De eerste 4 Pixarfilms (Toy Story, A Bug’s Life, Toy Story 2 en Monsters, Inc.) waren al commerciële voltreffers, maar Finding Nemo werd in een recordtijd de meest succesrijke animatiefilm ooit. Gelukkig is Finding Nemo meer dan een titel op een boxoffice-lijst. Het is een grappig en, zeker bij digitale projectie, visueel adembenemend avontuur met aandoenlijke personages. Volgens Pixars creatieve roerganger John Lasseter is het geheim van de film simpel: «een goed verhaal». Dat lijkt een cliché, ware het niet dat het onvermogen van de geflopte «zomertoppers» (The Hulk, X-Men 2, The Matrix Reloaded) om verhalen te vertellen zo schrijnend duidelijk was.

FINDING NEMO

Finding Nemo moet het zonder dominante slechterik stellen (alleen het nichtje van de tandarts ontpopt zich even tot schrik van de vissen) en
werd volgens regisseur en scenarist Andrew Stanton «bewust vanuit het standpunt van een vader verteld. Door de ogen van het kind bekeken zou het verhaal jeugdiger en minder interessant geweest zijn». De vader in kwestie is de «clown fish» Marlin, enige ouder (moeder sneuvelt al in de openingsscène) van de jonge en roekeloze Nemo. Wanneer Nemo gevangen wordt door een duiker en in het aquarium van een tandarts belandt, begint Marlin samen met de vergeetachtige Dory aan een zoektocht.

FINDING NEMO

Finding Nemo is een fabel over ouderlijke angst en de noodzaak om kinderen de eigen grenzen te leren ontdekken.
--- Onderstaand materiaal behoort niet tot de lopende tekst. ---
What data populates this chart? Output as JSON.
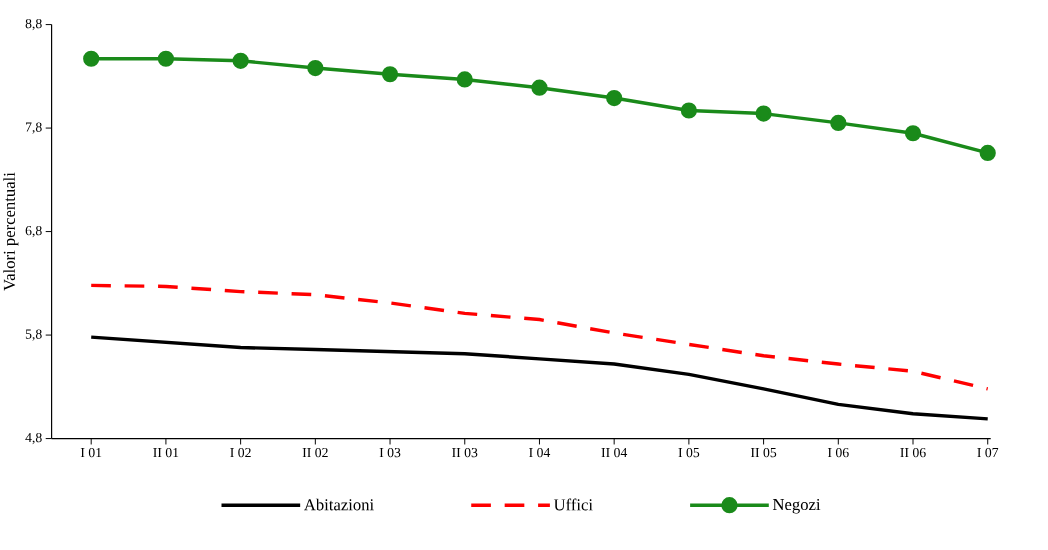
{
  "chart_data": {
    "type": "line",
    "ylabel": "Valori percentuali",
    "categories": [
      "I 01",
      "II 01",
      "I 02",
      "II 02",
      "I 03",
      "II 03",
      "I 04",
      "II 04",
      "I 05",
      "II 05",
      "I 06",
      "II 06",
      "I 07"
    ],
    "series": [
      {
        "name": "Abitazioni",
        "color": "#000000",
        "line_style": "solid",
        "marker": "none",
        "values": [
          5.78,
          5.73,
          5.68,
          5.66,
          5.64,
          5.62,
          5.57,
          5.52,
          5.42,
          5.28,
          5.13,
          5.04,
          4.99
        ]
      },
      {
        "name": "Uffici",
        "color": "#ff0000",
        "line_style": "dashed",
        "marker": "none",
        "values": [
          6.28,
          6.27,
          6.22,
          6.19,
          6.11,
          6.01,
          5.95,
          5.82,
          5.71,
          5.6,
          5.52,
          5.45,
          5.28
        ]
      },
      {
        "name": "Negozi",
        "color": "#1a8a1a",
        "line_style": "solid",
        "marker": "circle",
        "values": [
          8.47,
          8.47,
          8.45,
          8.38,
          8.32,
          8.27,
          8.19,
          8.09,
          7.97,
          7.94,
          7.85,
          7.75,
          7.56
        ]
      }
    ],
    "ylim": [
      4.8,
      8.8
    ],
    "yticks": [
      {
        "value": 4.8,
        "label": "4,8"
      },
      {
        "value": 5.8,
        "label": "5,8"
      },
      {
        "value": 6.8,
        "label": "6,8"
      },
      {
        "value": 7.8,
        "label": "7,8"
      },
      {
        "value": 8.8,
        "label": "8,8"
      }
    ],
    "grid": false,
    "legend": "bottom"
  }
}
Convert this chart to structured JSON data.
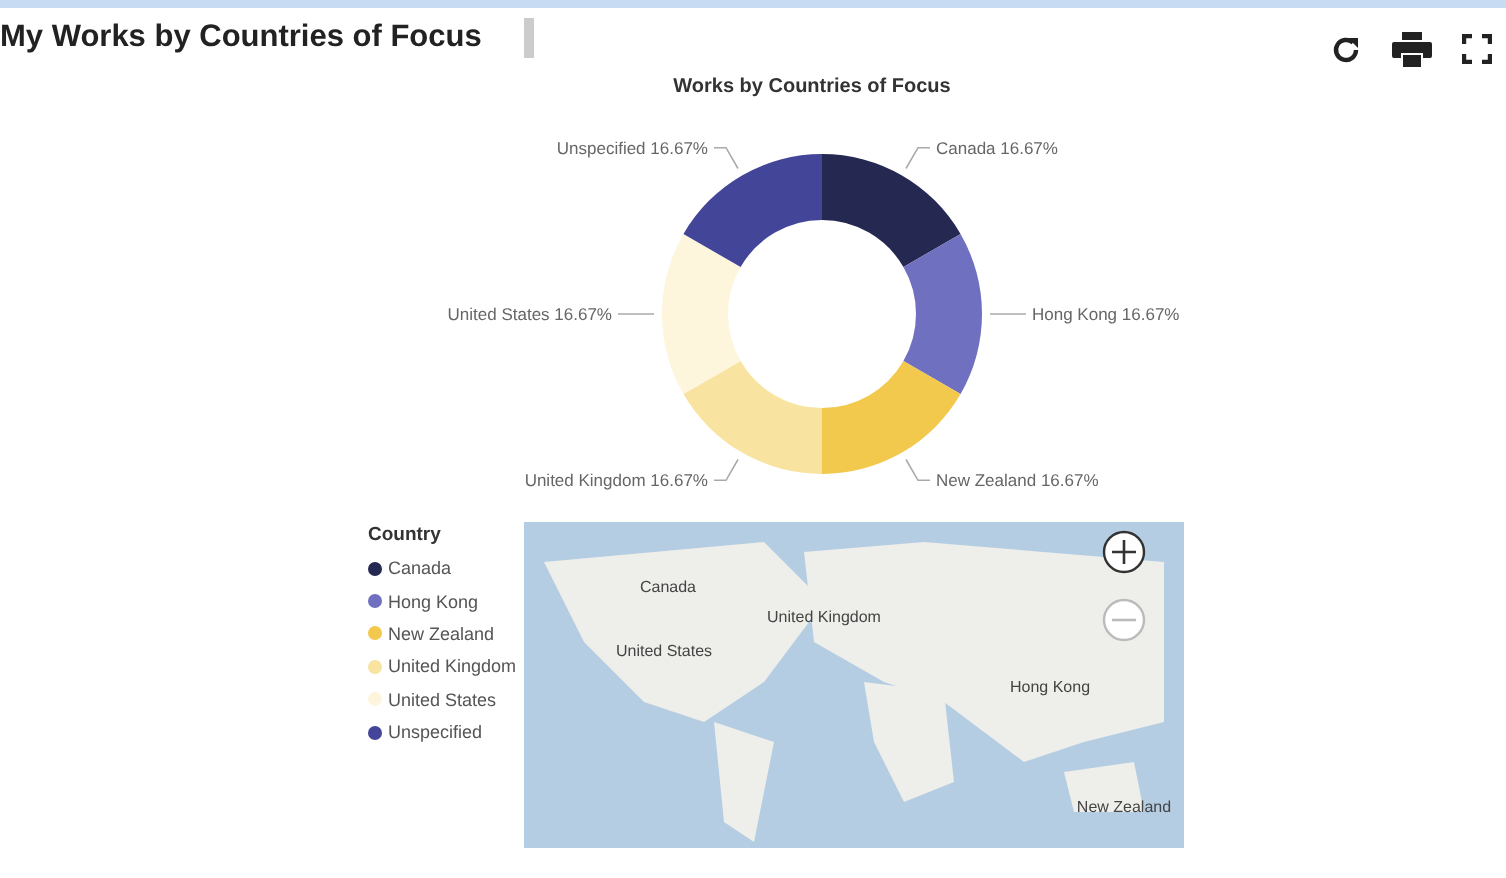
{
  "chart_data": {
    "type": "donut",
    "title": "My Works by Countries of Focus",
    "subtitle": "Works by Countries of Focus",
    "legend_title": "Country",
    "legend": "bottom left",
    "categories": [
      "Canada",
      "Hong Kong",
      "New Zealand",
      "United Kingdom",
      "United States",
      "Unspecified"
    ],
    "values": [
      16.67,
      16.67,
      16.67,
      16.67,
      16.67,
      16.67
    ],
    "value_labels": [
      "16.67%",
      "16.67%",
      "16.67%",
      "16.67%",
      "16.67%",
      "16.67%"
    ],
    "colors": [
      "#252850",
      "#7070c0",
      "#f2c94c",
      "#f8e4a0",
      "#fdf6dc",
      "#434599"
    ],
    "annotations": [
      "Canada",
      "United Kingdom",
      "United States",
      "Hong Kong",
      "New Zealand"
    ]
  }
}
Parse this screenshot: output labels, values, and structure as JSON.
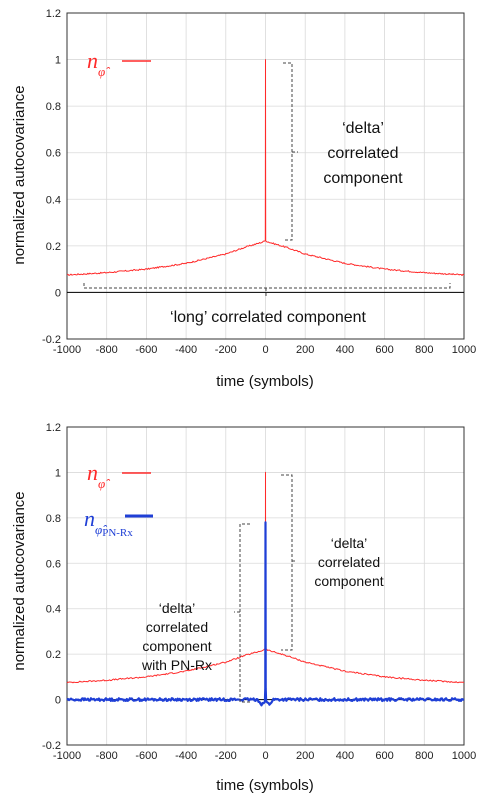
{
  "chart_data": [
    {
      "type": "line",
      "xlabel": "time (symbols)",
      "ylabel": "normalized autocovariance",
      "xlim": [
        -1000,
        1000
      ],
      "ylim": [
        -0.2,
        1.2
      ],
      "xticks": [
        "-1000",
        "-800",
        "-600",
        "-400",
        "-200",
        "0",
        "200",
        "400",
        "600",
        "800",
        "1000"
      ],
      "yticks": [
        "-0.2",
        "0",
        "0.2",
        "0.4",
        "0.6",
        "0.8",
        "1",
        "1.2"
      ],
      "grid": true,
      "legend_position": "top-left",
      "series": [
        {
          "name": "n_φ̂",
          "color": "#ff2a2a",
          "x": [
            -1000,
            -800,
            -600,
            -400,
            -200,
            -100,
            -20,
            -1,
            0,
            1,
            20,
            100,
            200,
            400,
            600,
            800,
            1000
          ],
          "y": [
            0.075,
            0.085,
            0.1,
            0.125,
            0.165,
            0.195,
            0.215,
            0.222,
            1.0,
            0.222,
            0.215,
            0.195,
            0.165,
            0.125,
            0.1,
            0.085,
            0.075
          ]
        }
      ],
      "annotations": {
        "delta": [
          "‘delta’",
          "correlated",
          "component"
        ],
        "long": "‘long’ correlated component"
      }
    },
    {
      "type": "line",
      "xlabel": "time (symbols)",
      "ylabel": "normalized autocovariance",
      "xlim": [
        -1000,
        1000
      ],
      "ylim": [
        -0.2,
        1.2
      ],
      "xticks": [
        "-1000",
        "-800",
        "-600",
        "-400",
        "-200",
        "0",
        "200",
        "400",
        "600",
        "800",
        "1000"
      ],
      "yticks": [
        "-0.2",
        "0",
        "0.2",
        "0.4",
        "0.6",
        "0.8",
        "1",
        "1.2"
      ],
      "grid": true,
      "legend_position": "top-left",
      "series": [
        {
          "name": "n_φ̂",
          "color": "#ff2a2a",
          "x": [
            -1000,
            -800,
            -600,
            -400,
            -200,
            -100,
            -20,
            -1,
            0,
            1,
            20,
            100,
            200,
            400,
            600,
            800,
            1000
          ],
          "y": [
            0.075,
            0.085,
            0.1,
            0.125,
            0.165,
            0.195,
            0.215,
            0.222,
            1.0,
            0.222,
            0.215,
            0.195,
            0.165,
            0.125,
            0.1,
            0.085,
            0.075
          ]
        },
        {
          "name": "n_φ̂ PN-Rx",
          "color": "#1f3fd6",
          "x": [
            -1000,
            -40,
            -30,
            -20,
            -10,
            -3,
            -1,
            0,
            1,
            3,
            10,
            20,
            30,
            40,
            1000
          ],
          "y": [
            0.0,
            0.0,
            -0.01,
            -0.02,
            -0.015,
            -0.01,
            0.05,
            0.78,
            0.05,
            -0.01,
            -0.015,
            -0.02,
            -0.01,
            0.0,
            0.0
          ]
        }
      ],
      "annotations": {
        "delta": [
          "‘delta’",
          "correlated",
          "component"
        ],
        "delta_pnrx": [
          "‘delta’",
          "correlated",
          "component",
          "with PN-Rx"
        ]
      }
    }
  ],
  "legend": {
    "top": [
      {
        "base": "n",
        "sub": "φ̂",
        "color": "#ff2a2a"
      }
    ],
    "bottom": [
      {
        "base": "n",
        "sub": "φ̂",
        "color": "#ff2a2a"
      },
      {
        "base": "n",
        "sub": "φ̂",
        "sub2": "PN-Rx",
        "color": "#1f3fd6"
      }
    ]
  }
}
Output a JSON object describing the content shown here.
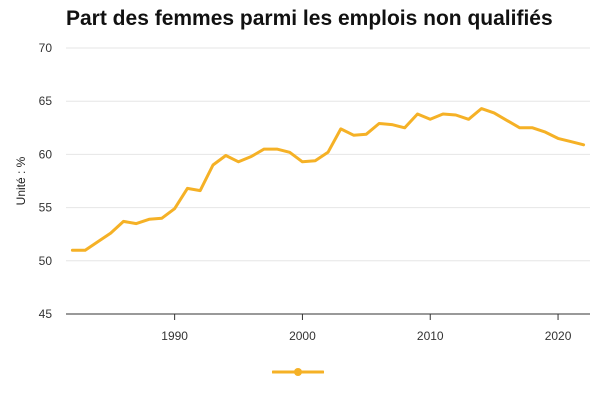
{
  "chart_data": {
    "type": "line",
    "title": "Part des femmes parmi les emplois non qualifiés",
    "xlabel": "",
    "ylabel": "Unité : %",
    "xlim": [
      1981.5,
      2022.5
    ],
    "ylim": [
      45,
      70
    ],
    "yticks": [
      45,
      50,
      55,
      60,
      65,
      70
    ],
    "xticks": [
      1990,
      2000,
      2010,
      2020
    ],
    "grid": true,
    "legend": "bottom-center",
    "colors": {
      "line": "#f5b126",
      "grid": "#e6e6e6",
      "axis": "#333333"
    },
    "series": [
      {
        "x": [
          1982,
          1983,
          1984,
          1985,
          1986,
          1987,
          1988,
          1989,
          1990,
          1991,
          1992,
          1993,
          1994,
          1995,
          1996,
          1997,
          1998,
          1999,
          2000,
          2001,
          2002,
          2003,
          2004,
          2005,
          2006,
          2007,
          2008,
          2009,
          2010,
          2011,
          2012,
          2013,
          2014,
          2015,
          2016,
          2017,
          2018,
          2019,
          2020,
          2021,
          2022
        ],
        "values": [
          51.0,
          51.0,
          51.8,
          52.6,
          53.7,
          53.5,
          53.9,
          54.0,
          54.9,
          56.8,
          56.6,
          59.0,
          59.9,
          59.3,
          59.8,
          60.5,
          60.5,
          60.2,
          59.3,
          59.4,
          60.2,
          62.4,
          61.8,
          61.9,
          62.9,
          62.8,
          62.5,
          63.8,
          63.3,
          63.8,
          63.7,
          63.3,
          64.3,
          63.9,
          63.2,
          62.5,
          62.5,
          62.1,
          61.5,
          61.2,
          60.9
        ]
      }
    ]
  }
}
Ernstig (dood, ontvoering) en grappig (de afkickende haai met zijn «fish are our friends»-motto) tegelijk. Originaliteit is daarbij geen streefdoel. Want «zo goed als alles is al gedaan» beseft co-regisseur Lee Unkrich, «je kan alleen nog een verhaal vertellen en het jouw stempel geven». Niet toevallig is Pixar «director driven» (dixit Andrew Stanton) en «a studio where visionaries make movies» (dixit John Lasseter). Creatief talent moet verhalen immers een meerwaarde geven. Een mix van creatieve inspiratie en technologische innovatie helpt daarbij.

Ondersteund door een bedrijfscultuur waar mens en plezier centraal staan. De vrolijke Pixarbende wordt niet gedreven door de wil te innoveren maar wel door het verlangen om het publiek een onderhoudende animatiefilm aan te bieden. Volgens Lee Unkrich wil men ook heraanknopen bij «het plezier naar de bioscoop te gaan voor een avondvullend programma». Daarom werd de oude Pixar-korifilm Knick Knack (1989) voor de generiek van Finding Nemo geplaatst.

FINDING NEMO

Bij een digitale opsmukbeurt kregen de vrouwelijke figuren naar wie de opgesloten sneeuwman smacht, vreemd genoeg kleinere borsten. Hopelijk blijven dergelijke opwellingen van politieke correctheid achterwege wanneer Pixar na de dieptes van de Great Barrler Reef nieuwe werelden voor onze ogen tovert. Eerst een wereld waar superhelden outlaws zijn (The Incredibles), dan een waar historische automodellen op Route 66 (Cars) tot leven komen.

IVO DE KOCK

(Artikel verschenen in Film en Televisie, n° 537; december 2003)

 

FINDING NEMO: reg. Andrew Stanton / co-reg. Lee Unkrich / sce. A. Stanton, Bob Peterson & David Reynolds naar een verhaal van A. Stanton / fof. Sharon Calahan & Jeremy Lasky / mon. David Ion Salter / prod. des. Ralph Eggleston / muz. Thomas Newman / orig. stemmen: Albert Brooks (Marlin), Ellen DeGeneres (Dory), Alexander Gould (Nemo), Willem Dafoe (Gill), Brad Garrett (Bloot) / pro. Graham Walters / exec. pro. John Lasseter voor Pixar Animation Studios film & Walt Disney Pictures / USA / 2003 / 100′ / dis. Buena Vista.